【by Emeline Avignon】
On my left index finger the silver band was still there, a class ring. My thumb nestled up to feel
its edges, to feel the bump it added to my knuckle.
The river, its thin ripples, wrinkles in the corners of the eyes of a sparkling smile. The
midsummer expanse of July was in the blue of the sky and the cotton-ball clouds. My bare feet
waited on the edge of sandy granite, high above the river. Sophia stood beside me, hands on her
yellow ruched bikini bottom hips. R sat behind me, his elbows folding around his knees, next to
an empty pothole, a large ashtray for cigarette butts and beer-bottle screw-top lids. My heart
fluttered twice, and then I jumped in. The warm water, a thousand limbs gently wrapping around
my arms and legs. I basked in the thick, juicy water melting onto my skin, surrendering to the
current pulling me downstream. I dove my hands in one at a time, taking turns, swinging them to
the shore. Climbing back up the erosion, the bumps and points of the granite protruded into the
still thin soles of my young, callusing summer feet.

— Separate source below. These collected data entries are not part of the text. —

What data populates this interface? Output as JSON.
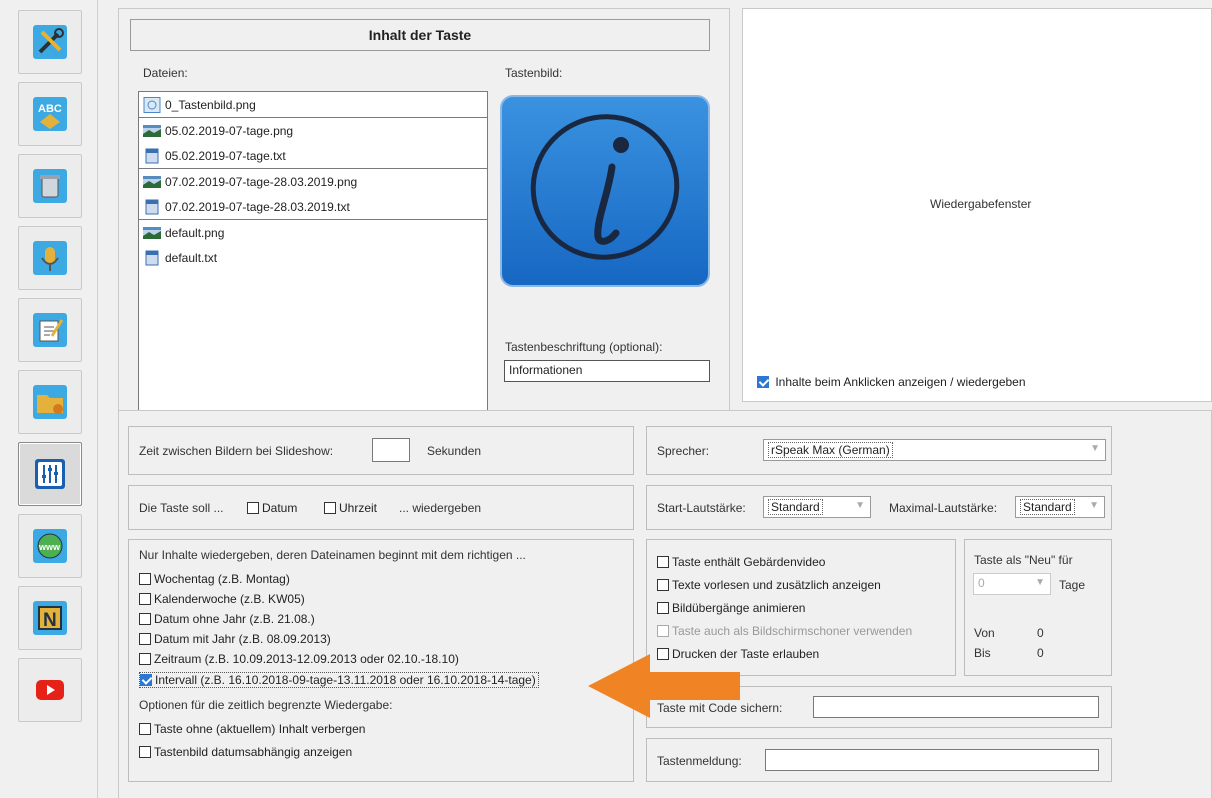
{
  "toolbar": {
    "items": [
      {
        "name": "tools-icon"
      },
      {
        "name": "abc-icon"
      },
      {
        "name": "trash-icon"
      },
      {
        "name": "microphone-icon"
      },
      {
        "name": "edit-icon"
      },
      {
        "name": "folder-icon"
      },
      {
        "name": "equalizer-icon",
        "active": true
      },
      {
        "name": "www-icon"
      },
      {
        "name": "n-icon"
      },
      {
        "name": "youtube-icon"
      }
    ]
  },
  "content": {
    "title": "Inhalt der Taste",
    "files_label": "Dateien:",
    "files_groups": [
      [
        {
          "name": "0_Tastenbild.png",
          "type": "image-small"
        }
      ],
      [
        {
          "name": "05.02.2019-07-tage.png",
          "type": "image"
        },
        {
          "name": "05.02.2019-07-tage.txt",
          "type": "text"
        }
      ],
      [
        {
          "name": "07.02.2019-07-tage-28.03.2019.png",
          "type": "image"
        },
        {
          "name": "07.02.2019-07-tage-28.03.2019.txt",
          "type": "text"
        }
      ],
      [
        {
          "name": "default.png",
          "type": "image"
        },
        {
          "name": "default.txt",
          "type": "text"
        }
      ]
    ],
    "image_label": "Tastenbild:",
    "caption_label": "Tastenbeschriftung (optional):",
    "caption_value": "Informationen"
  },
  "playback": {
    "window_label": "Wiedergabefenster",
    "show_on_click": "Inhalte beim Anklicken anzeigen / wiedergeben"
  },
  "slideshow": {
    "label": "Zeit zwischen Bildern bei Slideshow:",
    "value": "",
    "unit": "Sekunden"
  },
  "show": {
    "prefix": "Die Taste soll ...",
    "date": "Datum",
    "time": "Uhrzeit",
    "suffix": "... wiedergeben"
  },
  "filename_filter": {
    "heading": "Nur Inhalte wiedergeben, deren Dateinamen beginnt mit dem richtigen ...",
    "options": [
      {
        "label": "Wochentag (z.B. Montag)",
        "checked": false
      },
      {
        "label": "Kalenderwoche (z.B. KW05)",
        "checked": false
      },
      {
        "label": "Datum ohne Jahr (z.B. 21.08.)",
        "checked": false
      },
      {
        "label": "Datum mit Jahr (z.B. 08.09.2013)",
        "checked": false
      },
      {
        "label": "Zeitraum (z.B. 10.09.2013-12.09.2013 oder 02.10.-18.10)",
        "checked": false
      },
      {
        "label": "Intervall (z.B. 16.10.2018-09-tage-13.11.2018 oder 16.10.2018-14-tage)",
        "checked": true
      }
    ],
    "options_heading": "Optionen für die zeitlich begrenzte Wiedergabe:",
    "limited_options": [
      {
        "label": "Taste ohne (aktuellem) Inhalt verbergen",
        "checked": false
      },
      {
        "label": "Tastenbild datumsabhängig anzeigen",
        "checked": false
      }
    ]
  },
  "speaker": {
    "label": "Sprecher:",
    "value": "rSpeak Max (German)"
  },
  "volume": {
    "start_label": "Start-Lautstärke:",
    "start_value": "Standard",
    "max_label": "Maximal-Lautstärke:",
    "max_value": "Standard"
  },
  "key_options": [
    {
      "label": "Taste enthält Gebärdenvideo",
      "checked": false,
      "disabled": false
    },
    {
      "label": "Texte vorlesen und zusätzlich anzeigen",
      "checked": false,
      "disabled": false
    },
    {
      "label": "Bildübergänge animieren",
      "checked": false,
      "disabled": false
    },
    {
      "label": "Taste auch als Bildschirmschoner verwenden",
      "checked": false,
      "disabled": true
    },
    {
      "label": "Drucken der Taste erlauben",
      "checked": false,
      "disabled": false
    }
  ],
  "new_box": {
    "label": "Taste als \"Neu\" für",
    "value": "0",
    "unit": "Tage",
    "from_label": "Von",
    "from_value": "0",
    "to_label": "Bis",
    "to_value": "0"
  },
  "secure": {
    "label": "Taste mit Code sichern:",
    "value": ""
  },
  "message": {
    "label": "Tastenmeldung:",
    "value": ""
  },
  "colors": {
    "accent": "#2a78d4",
    "arrow": "#f08424",
    "info_tile": "#1f7ad2"
  }
}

At the top of the cliff, I took a deep breath, and devastation clenched on the tip of my tongue as
the realization hit: the ring was gone. It had slipped into the depths of the bandit green water.
I made this ring, wrapped the metal to hug my finger, and hammered words on its inside and
outside. I thought about the two words to imprint onto it for weeks, and spent delicate hours
bending it to fit. Now, it was gone. I had looked forward to keeping this little thing forever. I
clung on to a thick branch of frustration, its twigs jabbing into my chest. I looked up at the blue
sky. The humbling river left invisible ink in the soft white skin of the ring’s ghost.
Sophia’s blue Subaru continued driving down the pine tree fenced interstate, the green shuttering
sunlight fading to white flashes as we entered the fields of strip malls. In the passenger seat, my
window was open. The wind beat in heavy breaths against my face in eighth notes. R sat in the
backseat, his legs sprawling the rear of the console, sprawling friend and crush.
“Should we stop and pick strawberries?” suggested Sophia, aimlessly and with conviction.
The ring was haunting me. I was trying to memorialize the coming-of-age romantics it
represented.
My mom had called me to get back to the hospice, subtle urgency masked with a smile in her
voice. She asked me to pick up take out while I was on my way. When we pulled into the
parking lot of a Mexican restaurant, I went alone into the restaurant. There was a pit of dread in
my stomach I was trying to conceal. My bare feet on the hot asphalt, I crossed the white and
yellow gridding of the parking lot onto the turquoise-tiled floor. I reached for the crinkling
brown paper, thin but with a sturdy stand in its rectangular shape. I think the host had glasses. I
could only pay attention to the brightness of the sun through the window, with the whole
restaurant reflected across the tiled floor. The smell of fish tacos and chipotle mayo stained the
folded top of the brown bag pinched between my fingers as I grabbed it. The shadow of the ring
on my finger softened.
The blue Subaru turned into the cul-de-sac of the ivory one floor building which my family had
been frequenting for a warped time now. My arms wrapped around the shoulders of Sophia and
R, the cushion of their sun kissed muscles against my cheek and in my palms. My mom stretched
her arms thanking my friends for bringing me. I saw in her eyes comfort and surrender—this was
the last time.
Two days earlier I sat in her room, a movie set bedroom in a wood floor cemetery. My mom and
uncle were busy with the doctor, so I sat beside her bed to keep her company.
“Let’s pretend we are at the Red Sox,” she said, her eyes widening, lips pressed together in
anticipation and mischief. “And—can you sneak me a milkshake? Everything’s better with a
milkshake—make it mocha.”
“Doctor’s order: only clear liquids,” I replied, torn between memories of thick, cold coffee cream
in between my grandmother and my lips, replacing our dinner.
“Yes, but you can keep me a milkshake, just between you and me.”
Those were the last words we shared.
Her eyes darted around the foreign, blank room of hospice, then fell. Her breath hummed into an
ebb and flow, waves on a sleepy, uncertain shore.
Now, two days later, her breath was her only voice. So I told her the score of the Red Sox game.
The brown paper bag, still full of tacos, was abandoned in the corner. The window allowed the 4
p.m. light on her face. I held her purple and blue veiny, freckled hands, her twisted nails painted
mauve. My uncle and mom on the other side of the bed, I whispered to her hands that we were
all there, that she could let go. Her breath fluttered twice then came to a crescendo.
And when I was ready again, I bought myself a mocha milkshake.